Nobel ve Lenin ödüllü yazar Şolohov’un Uyandırılmış Toprak romanı, Sovyet edebiyatını temsil edebilecek nitelikte büyük bir yapıttır.
Durgun Don’da Ekim Devrimi ve iç savaş yıllarını betimleyen Şolohov, sanatsal duyarlılığıyla bu kez Sovyetler Birliği’ndeki tarımsal kolektifleştirme sürecine bakıyor. Bolşeviklerin iktidara gelişi, kırsaldaki sınıfsal yapıları yerinden oynatmış olsa da tam anlamıyla çözememiştir. Büyük toprak sahipleri (Kulaklar), sosyalizmin ve kolhozların kuruluşuna mülkiyet hırsıyla direnirken, orta halli köylünün bir kısmı da Kulakları takip etme eğilimindedir. Yoksul köylülerin ve Bolşeviklerin önünde, tarımsal üretimi artırmak için iki seçenek vardır: Kulakları yavaş yavaş sindirmek ya da zararlı bitkiler gibi kökleriyle koparmak.

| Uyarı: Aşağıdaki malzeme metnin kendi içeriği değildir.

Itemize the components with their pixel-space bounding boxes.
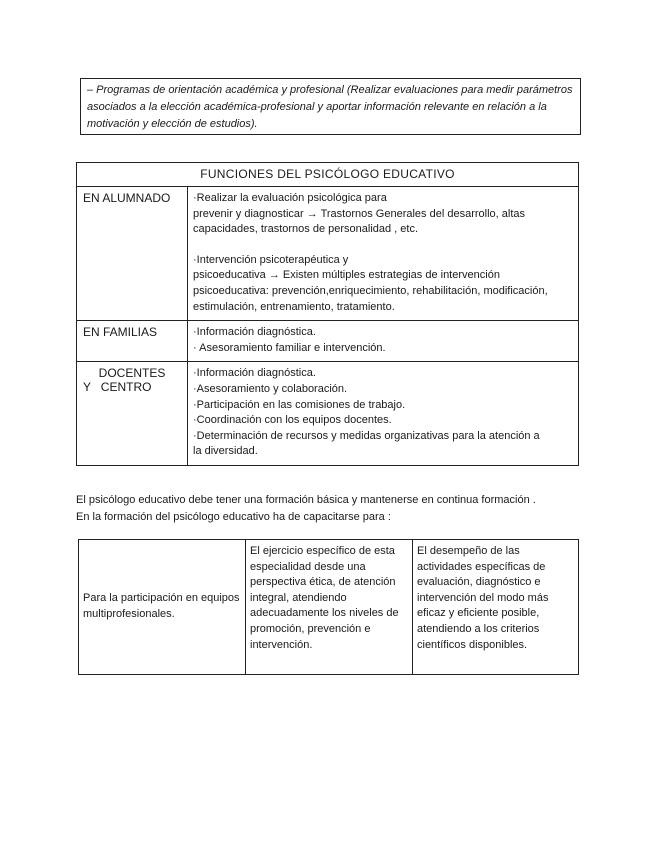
content-line: · Asesoramiento familiar e intervención. [193,341,386,354]
content-line: la diversidad. [193,445,258,458]
content-line: psicoeducativa: prevención,enriquecimiento, rehabilitación, modificación, [193,284,548,297]
content-line: ·Asesoramiento y colaboración. [193,382,348,395]
content-line: ·Participación en las comisiones de trabajo. [193,398,406,411]
intro-line: En la formación del psicólogo educativo ha de capacitarse para : [76,511,391,523]
orientation-note-box [80,78,581,135]
row-label-familias: EN FAMILIAS [77,321,188,362]
functions-table [76,162,579,466]
row-label-alumnado: EN ALUMNADO [77,187,188,321]
capacities-table [78,539,579,675]
row-content-alumnado [188,187,579,321]
table-row [79,540,579,675]
content-line: ·Coordinación con los equipos docentes. [193,414,392,427]
content-line: estimulación, entrenamiento, tratamiento. [193,300,395,313]
row-content-familias [188,321,579,362]
content-line: ·Realizar la evaluación psicológica para [193,192,387,204]
content-line: ·Información diagnóstica. [193,367,316,380]
row-label-line: Y CENTRO [83,380,152,395]
table-row [77,187,579,321]
capacity-cell-performance: El desempeño de las actividades específicas de evaluación, diagnóstico e intervención del modo más eficaz y eficiente posible, atendiendo a los criterios científicos disponibles. [413,540,579,675]
content-line: prevenir y diagnosticar → Trastornos Generales del desarrollo, altas [193,207,525,220]
intro-line: El psicólogo educativo debe tener una formación básica y mantenerse en continua formación . [76,494,536,506]
functions-table-title: FUNCIONES DEL PSICÓLOGO EDUCATIVO [77,163,579,187]
capacity-cell-multiprofessional: Para la participación en equipos multiprofesionales. [79,540,246,675]
content-line: ·Determinación de recursos y medidas organizativas para la atención a [193,429,540,442]
content-line: capacidades, trastornos de personalidad , etc. [193,223,419,236]
table-row [77,321,579,362]
orientation-note-text: – Programas de orientación académica y profesional (Realizar evaluaciones para medir parámetros asociados a la elección académica-profesional y aportar información relevante en relación a la motivación y elección de estudios). [87,84,573,130]
capacity-cell-ethics: El ejercicio específico de esta especialidad desde una perspectiva ética, de atención integral, atendiendo adecuadamente los niveles de promoción, prevención e intervención. [246,540,413,675]
row-label-docentes-centro [77,362,188,466]
row-content-docentes-centro [188,362,579,466]
intro-paragraph [76,492,596,526]
content-line: psicoeducativa → Existen múltiples estrategias de intervención [193,269,500,282]
row-label-line: DOCENTES [98,366,166,381]
table-row [77,362,579,466]
functions-table-header-row [77,163,579,187]
content-line: ·Información diagnóstica. [193,326,316,339]
paragraph-gap [193,238,572,253]
content-line: ·Intervención psicoterapéutica y [193,253,349,266]
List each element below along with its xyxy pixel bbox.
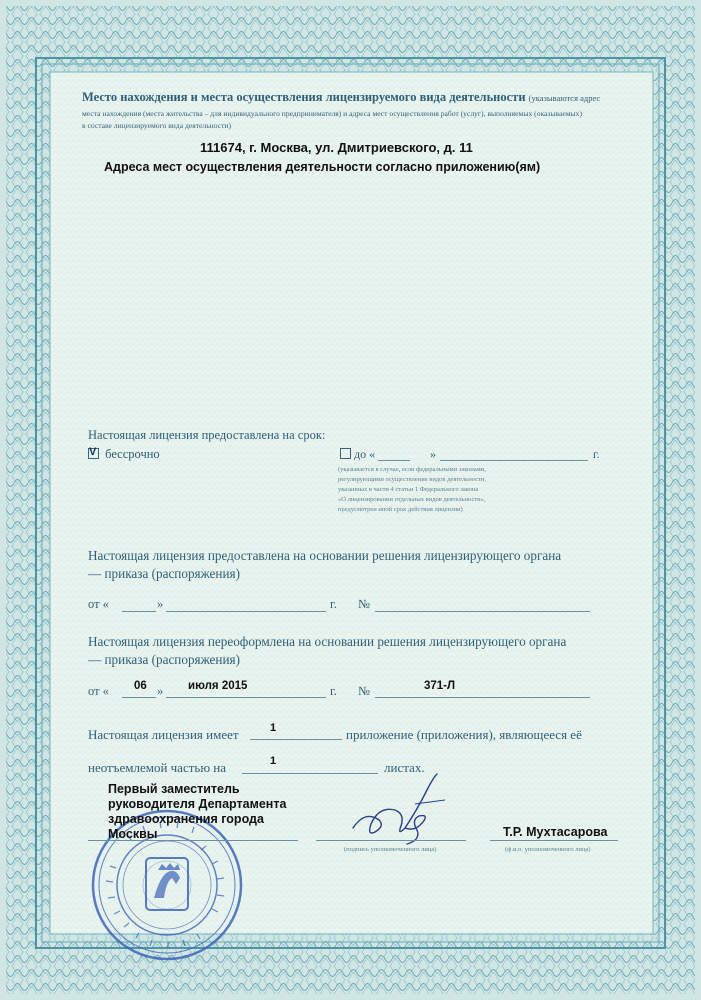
until-day-line — [378, 460, 410, 461]
appendix-count: 1 — [270, 722, 277, 734]
term-note-1: (указывается в случае, если федеральными законами, — [338, 466, 486, 473]
granted-month-line — [166, 611, 326, 612]
addresses-note: Адреса мест осуществления деятельности согласно приложению(ям) — [104, 160, 541, 174]
reissued-from-prefix: от « — [88, 684, 109, 698]
reissued-line1: Настоящая лицензия переоформлена на основании решения лицензирующего органа — [88, 634, 567, 649]
location-note-part1: (указываются адрес — [528, 93, 601, 103]
appendix-prefix: Настоящая лицензия имеет — [88, 727, 239, 742]
reissued-day: 06 — [134, 680, 147, 692]
until-month-line — [440, 460, 588, 461]
until-prefix: до « — [354, 447, 376, 461]
signatory-position-3: здравоохранения города — [108, 812, 264, 826]
granted-day-line — [122, 611, 156, 612]
perpetual-checkbox — [88, 448, 99, 459]
granted-line2: — приказа (распоряжения) — [88, 566, 240, 581]
perpetual-check-mark: V — [89, 446, 97, 458]
location-heading-text: Место нахождения и места осуществления лицензируемого вида деятельности — [82, 90, 526, 104]
reissued-line2: — приказа (распоряжения) — [88, 652, 240, 667]
term-note-4: «О лицензировании отдельных видов деятельности», — [338, 496, 486, 503]
name-line — [490, 840, 618, 841]
license-address: 111674, г. Москва, ул. Дмитриевского, д. 11 — [200, 140, 473, 155]
signature-caption: (подпись уполномоченного лица) — [344, 846, 437, 853]
reissued-year-suffix: г. — [330, 684, 337, 698]
granted-from-mid: » — [157, 597, 164, 611]
signatory-position-4: Москвы — [108, 827, 158, 841]
reissued-number: 371-Л — [424, 680, 456, 692]
reissued-from-mid: » — [157, 684, 164, 698]
reissued-number-label: № — [358, 684, 370, 698]
perpetual-label: бессрочно — [105, 447, 160, 461]
granted-number-line — [375, 611, 590, 612]
reissued-day-line — [122, 697, 156, 698]
signatory-position-2: руководителя Департамента — [108, 797, 287, 811]
granted-from-prefix: от « — [88, 597, 109, 611]
perpetual-option — [88, 447, 160, 462]
reissued-month-year: июля 2015 — [188, 680, 248, 692]
term-note-3: указанных в части 4 статьи 1 Федерального закона — [338, 486, 479, 493]
granted-number-label: № — [358, 597, 370, 611]
term-note-5: предусмотрен иной срок действия лицензии) — [338, 506, 463, 513]
appendix-sheets-suffix: листах. — [384, 760, 425, 775]
location-note-line3: в составе лицензируемого вида деятельности) — [82, 121, 231, 130]
name-caption: (ф.и.о. уполномоченного лица) — [505, 846, 591, 853]
granted-year-suffix: г. — [330, 597, 337, 611]
location-note-line2: места нахождения (места жительства – для индивидуального предпринимателя) и адреса мест осуществления работ (услуг), выполняемых (оказываемых) — [82, 109, 582, 118]
signature-line — [316, 840, 466, 841]
term-heading: Настоящая лицензия предоставлена на срок: — [88, 428, 326, 442]
appendix-sheets: 1 — [270, 755, 277, 767]
appendix-suffix: приложение (приложения), являющееся её — [346, 727, 582, 742]
handwritten-signature-icon — [345, 770, 455, 850]
reissued-month-line — [166, 697, 326, 698]
location-heading — [82, 90, 622, 105]
reissued-number-line — [375, 697, 590, 698]
signatory-name: Т.Р. Мухтасарова — [503, 825, 608, 839]
until-suffix: г. — [593, 447, 600, 461]
until-mid: » — [430, 447, 436, 461]
term-note-2: регулирующими осуществление видов деятельности, — [338, 476, 486, 483]
granted-line1: Настоящая лицензия предоставлена на основании решения лицензирующего органа — [88, 548, 562, 563]
appendix-sheets-prefix: неотъемлемой частью на — [88, 760, 227, 775]
appendix-count-line — [250, 739, 342, 740]
until-checkbox — [340, 448, 351, 459]
signatory-position-1: Первый заместитель — [108, 782, 240, 796]
until-option — [340, 447, 375, 462]
position-line — [88, 840, 298, 841]
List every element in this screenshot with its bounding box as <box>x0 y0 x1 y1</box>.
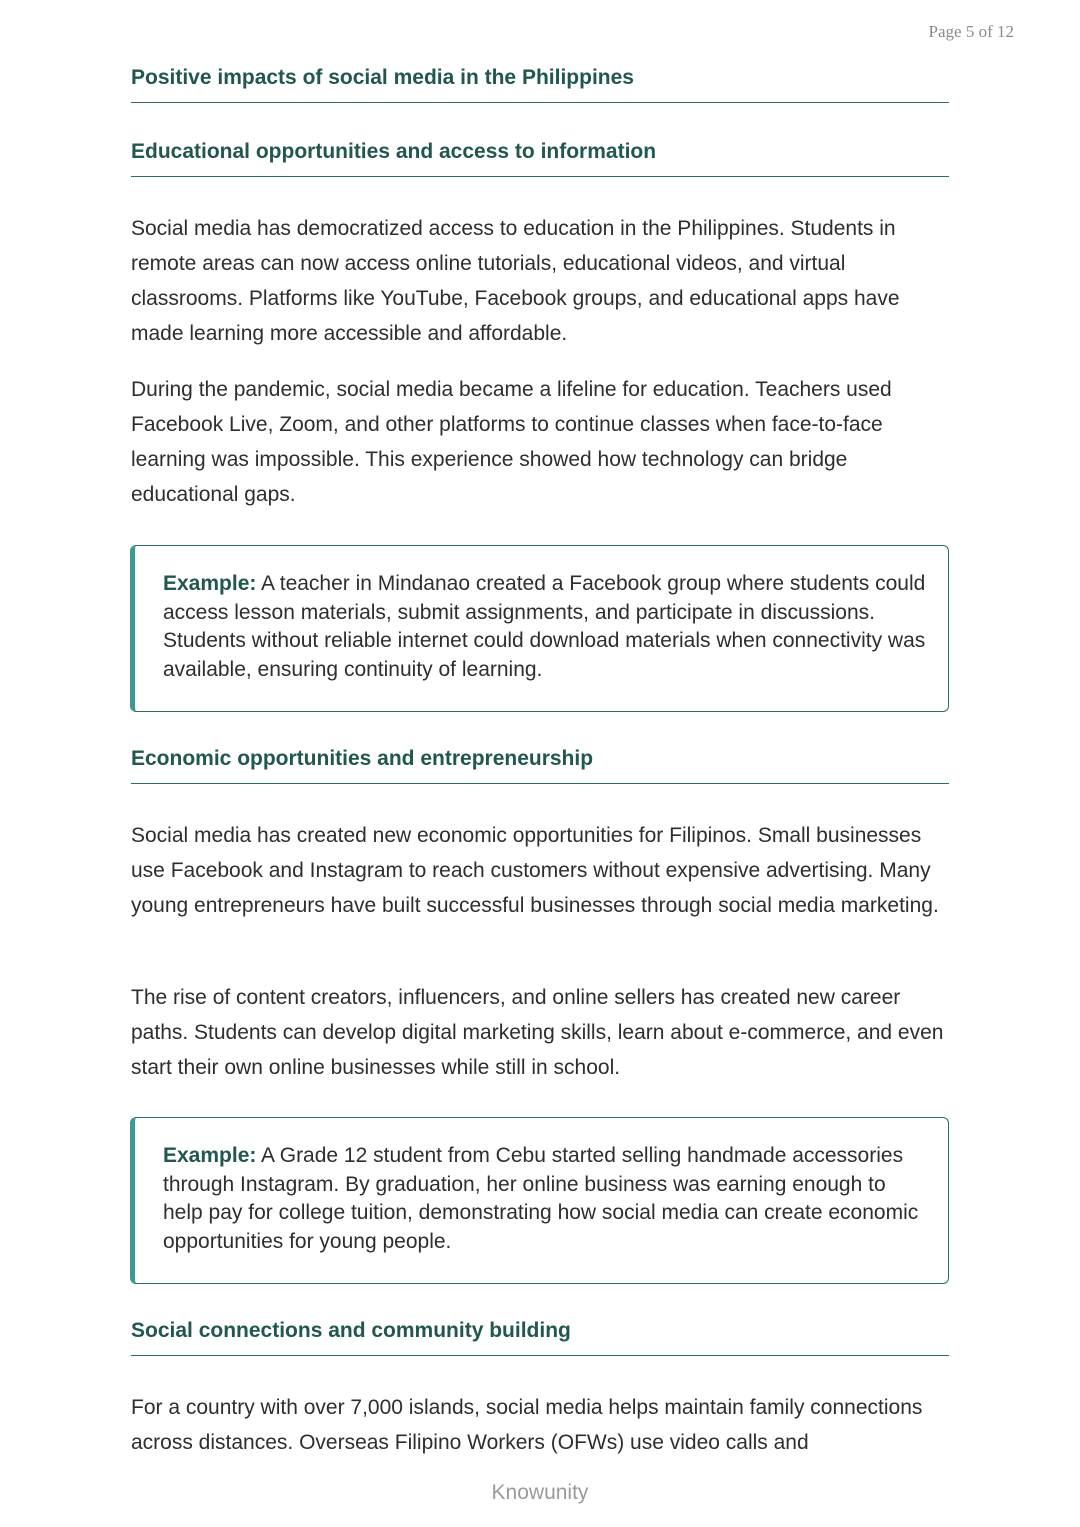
paragraph-education-2: During the pandemic, social media became a lifeline for education. Teachers used Facebook Live, Zoom, and other platforms to continue classes when face-to-face learning was impossible. This experience showed how technology can bridge educational gaps. <box>131 378 892 506</box>
example-text <box>163 1142 928 1256</box>
example-body: A Grade 12 student from Cebu started selling handmade accessories through Instagram. By graduation, her online business was earning enough to help pay for college tuition, demonstrating how social media can create economic opportunities for young people. <box>163 1144 919 1253</box>
paragraph-economic-1: Social media has created new economic opportunities for Filipinos. Small businesses use Facebook and Instagram to reach customers without expensive advertising. Many young entrepreneurs have built successful businesses through social media marketing. <box>131 824 939 917</box>
example-text <box>163 570 928 684</box>
section-heading-economic: Economic opportunities and entrepreneurship <box>131 747 949 784</box>
paragraph-economic-2: The rise of content creators, influencers, and online sellers has created new career paths. Students can develop digital marketing skills, learn about e-commerce, and even start their own online businesses while still in school. <box>131 986 944 1079</box>
page-indicator: Page 5 of 12 <box>928 22 1014 41</box>
example-body: A teacher in Mindanao created a Facebook group where students could access lesson materials, submit assignments, and participate in discussions. Students without reliable internet could download materials when connectivity was available, ensuring continuity of learning. <box>163 572 926 681</box>
example-label: Example: <box>163 1144 257 1167</box>
main-heading: Positive impacts of social media in the Philippines <box>131 66 949 103</box>
example-callout-economic <box>130 1117 949 1284</box>
paragraph-education-1: Social media has democratized access to education in the Philippines. Students in remote areas can now access online tutorials, educational videos, and virtual classrooms. Platforms like YouTube, Facebook groups, and educational apps have made learning more accessible and affordable. <box>131 217 900 345</box>
example-callout-education <box>130 545 949 712</box>
section-heading-education: Educational opportunities and access to information <box>131 140 949 177</box>
section-heading-social: Social connections and community building <box>131 1319 949 1356</box>
paragraph-social-1: For a country with over 7,000 islands, social media helps maintain family connections across distances. Overseas Filipino Workers (OFWs) use video calls and <box>131 1396 923 1454</box>
footer-brand: Knowunity <box>491 1481 589 1504</box>
example-label: Example: <box>163 572 257 595</box>
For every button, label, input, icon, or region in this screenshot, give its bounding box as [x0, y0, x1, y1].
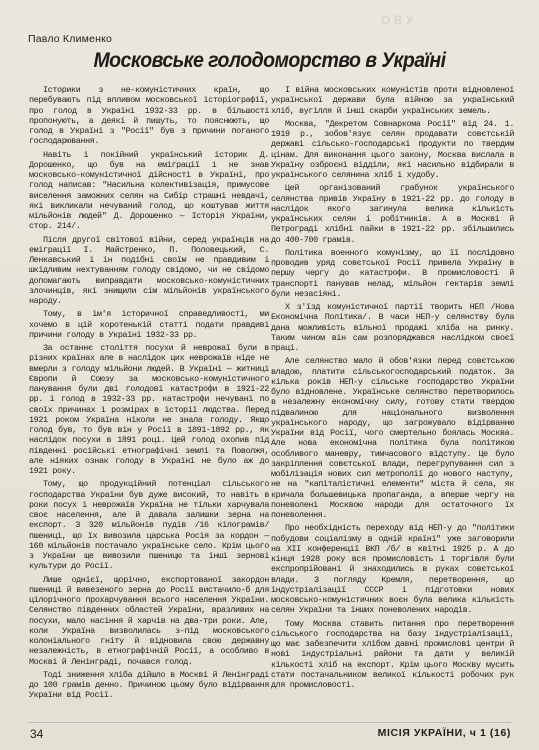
magazine-issue: МІСІЯ УКРАЇНИ, ч 1 (16) [377, 727, 511, 739]
right-column [271, 85, 514, 693]
page-number: 34 [30, 727, 44, 741]
paragraph: Тому, в ім'я історичної справедливості, ми хочемо в цій коротенькій статті подати правдиві причини голоду в Україні 1932-33 рр. [29, 309, 269, 340]
paragraph: І війна московських комуністів проти відновленої української держави була війною за український хліб, вугілля й інші скарби українських земель. [271, 85, 514, 116]
bleed-through-text: О В У [381, 13, 414, 27]
paragraph: Історики з не-комуністичних країн, що перебувають під впливом московської історіографії, про голод в Україні 1932-33 рр. в більшості пропонують, а деякі й пишуть, то пояснюють, що голод в Україні з "Росії" був з причини поганого господарювання. [29, 85, 269, 147]
paragraph: Лише однієї, щорічно, експортованої закордон пшениці й вивезеного зерна до Росії вистачило-б для цілорічного прохарчування всього населення України. Селянство південних областей України, вразливих на посухи, мало насіння й харчів на два-три роки. Але, коли Україна визволилась з-під московського колоніального гніту й відновила свою державну незалежність, в етнографічній Росії, а особливо в Москві й Ленінграді, почався голод. [29, 574, 269, 667]
paragraph: Політика военного комунізму, що її послідовно проводив уряд совєтської Росії привела Україну в першу чергу до катастрофи. В промисловості й транспорті панував нелад, мільйон гектарів землі були незасіяні. [271, 247, 514, 299]
article-title: Московське голодоморство в Україні [93, 49, 446, 72]
paragraph: Тоді зниження хліба дійшло в Москві й Ленінграді до 100 грамів денно. Причиною цьому було відірвання України від Росії. [29, 669, 269, 701]
paragraph: Про необхідність переходу від НЕП-у до "політики побудови соціалізму в одній країні" уже заговорили на XII конференції ВКП /б/ в квітні 1925 р. А до кінця 1928 року вся промисловість і торгівля були експропрійовані й знаходились в руках совєтської влади. З погляду Кремля, перетворення, що індустріалізації СССР і підготовки нових московсько-комуністичних воєн була велика кількість селян України та інших поневолених народів. [271, 523, 514, 616]
paragraph: Але селянство мало й обов'язки перед совєтською владою, платити сільськогосподарський податок. За кілька років НЕП-у сільське господарство України було відновлене. Українське селянство перетворилось в незалежну економічну силу, готову стати твердою підвалиною для національного визволення українського народу, що загрожувало відірванню України від Росії, чого смертельно боялась Москва. Але нова економічна політика була політикою особливого маневру, тимчасового відступу. Це було закріплення совєтської влади, перегрупування сил з мобілізація нових сил метрополії до нового наступу, не на "капіталістичні елементи" міста й села, як кричала большевицька пропаганда, а вперше чергу на поневолені Москвою народи для остаточного їх поневолення. [271, 356, 514, 520]
paragraph: Навіть і покійний український історик Д. Дорошенко, що був на еміграції і не знав московсько-комуністичної дійсності в Україні, про голод написав: "Насильна колективізація, примусове виселення заможних селян на Сибір страшні невдачі, які викликали нечуваний голод, що коштував життя мільйонів людей" Д. Дорошенко — Історія України, стор. 214/. [29, 149, 269, 232]
paragraph: Тому Москва ставить питання про перетворення сільського господарства на базу індустріалізації, що має забезпечити хлібом давні промислові центри й нові індустріальні райони та дати у великій кількості хліб на експорт. Крім цього Москву мусить стати постачальником великої кількості робочих рук для промисловості. [271, 618, 514, 690]
paragraph: Х з'їзд комуністичної партії творить НЕП /Нова Економічна Політика/. В часи НЕП-у селянству була дана можливість вільної продажі хліба на ринку. Таким чином він сам розпоряджався наслідком своєї праці. [271, 302, 514, 353]
paragraph: Після другої світової війни, серед українців на еміграції І. Майстренко, П. Половецький, С. Ленкавський і ін подібні своїм не правдивим і шкідливим нехтуванням голоду свідомо, чи не свідомо допомагають виправдати московсько-комуністичних злочинців, які знищили сім мільйонів українського народу. [29, 234, 269, 306]
article-author: Павло Клименко [28, 33, 113, 45]
page-footer [28, 722, 511, 739]
paragraph: Цей організований грабунок українського селянства привів Україну в 1921-22 рр. до голоду в наслідок якого загинула велика кількість українських селян і робітників. А в Москві й Петрограді хлібні пайки в 1921-22 рр. збільшились до 400-700 грамів. [271, 183, 514, 245]
paragraph: Тому, що продукційний потенціал сільського господарства України був дуже високий, то навіть в роки посух і неврожаїв Україна не тільки харчувала своє населення, але й давала залишки зерна на експорт. З 320 мільйонів пудів /16 кілограмів/ пшениці, що їх вивозила царська Росія за кордон — 160 мільйонів постачало українське село. Крім цього з України ще вивозили пшеницю та інші зернові культури до Росії. [29, 479, 269, 572]
paragraph: Москва, "Декретом Совнаркома Росії" від 24. 1. 1919 р., зобов'язує селян продавати совєтській державі сільсько-господарські продукти по твердим цінам. Для виконання цього закону, Москва вислала в Україну озброєні відділи, які насильно відбирали в українського селянина хліб і худобу. [271, 118, 514, 180]
left-column [29, 85, 269, 704]
paragraph: За останнє століття посухи й неврожаї були в різних країнах але в наслідок цих неврожаїв ніде не вмерли з голоду мільйони людей. В Україні — житниці Європи й Союзу за московсько-комуністичного панування були дві голодові катастрофи в 1921-22 рр. і голод в 1932-33 рр. катастрофи нечувані по своїх причинах і розмірах в історії людства. Перед 1921 роком Україна ніколи не знала голоду. Якщо голод був, то був він у Росії в 1891-1892 рр., як наслідок посухи в 1891 році. Цей голод охопив під південні російські етнографічні землі та Поволжя, але ніяких ознак голоду в Україні не було аж до 1921 року. [29, 343, 269, 476]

Uyandırılmış Toprak’ta Şolohov, Don Kazaklarının yaşadığı köydeki sınıf mücadelesini hikâye etmekle kalmıyor, roman kişilerinin toprakla, doğayla olan ilişkilerini, emek dolayımıyla kurulan toplumsallığı da sevecen, yer yer mizahi bir dille aktarıyor. Hayat koşulları ne denli zor olsa da umudu, sevgiyi ve her şeye rağmen eşitlikçi bir toplum kurma azmini öne çıkarıyor. İki ciltten oluşan, yetmiş beş dilde milyonlarca okura ulaşan bu romanı Leyla Soykut’un akıcı Türkçesiyle sunuyoruz.
Gremyaçiy Log’a geldiğinden beri iş bakımından en hareketli dönemin başlamak üzere olduğunu hissediyordu. Daha otları biçme işi bitmeden buğdayları toplama zamanı yaklaşmıştı. Kış buğdayının rengi her gün biraz daha koyulaşıyor, arpalar da hemen hemen buğdayla aynı zamanda boy atıyordu. Tarlaları gür ayrıkotları bürümeye başlamıştı. Kişi malı olan incecik tarlaların yanında, göz alabildiğine uzanan kolhoz malı mısır ve ayçiçeği tarlaları, zararlı otlarının ayaklanmasını bekliyor gibiydi. Hasat neredeyse başlayacaktı.